Microsoft Brings MSN Back By Shifting Windows Phone’s Bing Apps To A New, Old Moniker

Microsoft, in an effort to bring MSN back to mainstream prominence, is shifting its Bing-labeled Windows Phone and Windows apps under that brand’s aegis.

You are forgiven if you forgot that MSN is still a thing, or that a number of Windows Phone and Windows apps that have little to do with search are in fact still branded under the Bing name.

MSN may be on this side of risible in the sense that it is a portal, but it does retain international cachet, with more than 400 million monthly active users. In Brazil, MSN has more than 30 million. The Orkut joke fits here, of course.

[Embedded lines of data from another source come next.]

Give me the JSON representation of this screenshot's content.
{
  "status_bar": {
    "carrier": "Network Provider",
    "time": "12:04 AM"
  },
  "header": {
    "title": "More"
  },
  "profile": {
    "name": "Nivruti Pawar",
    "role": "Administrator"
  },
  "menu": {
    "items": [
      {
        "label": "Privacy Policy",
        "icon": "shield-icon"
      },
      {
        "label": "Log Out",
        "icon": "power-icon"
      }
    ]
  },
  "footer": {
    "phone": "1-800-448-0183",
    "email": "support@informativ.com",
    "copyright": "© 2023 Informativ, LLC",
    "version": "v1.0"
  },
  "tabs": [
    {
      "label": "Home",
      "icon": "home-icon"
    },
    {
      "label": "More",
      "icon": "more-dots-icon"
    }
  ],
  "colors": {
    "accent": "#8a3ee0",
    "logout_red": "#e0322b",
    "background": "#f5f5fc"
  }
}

According to Comscore, MSN has more than 100 million monthly actives in the United States. It is easy to forget just how large Middle America truly is.

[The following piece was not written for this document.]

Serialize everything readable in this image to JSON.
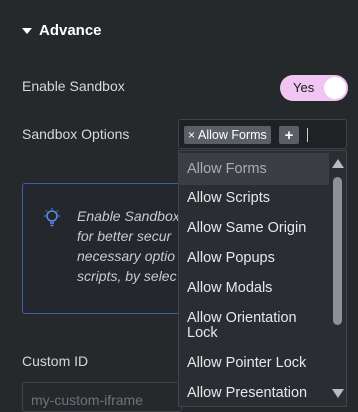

If you are a Windows Phone user, expect to see the newly demarcated apps starting early next week. In other news, the full MSN switch over from old to new brand will happen early next week as well, TechCrunch has learned.

MSN: Still a thing, at least in Microsoft’s eyes.

The subtext of this is that the apps were always awkwardly sitting under Bing’s tree: Why content-related apps ended up under the search-related Bing brand was always a confusion. Now, Microsoft appears to be working to move those apps under a brand that it wants to highlight from a content perspective.

The only thing from this kerfuffle that matters is the point that Bing isn’t being deprecated. Instead, something that it should never have had under its roof is being put under a different, separately silly home. Fine.

MSN: It’s 2014, and Microsoft is branding like it’s 1994.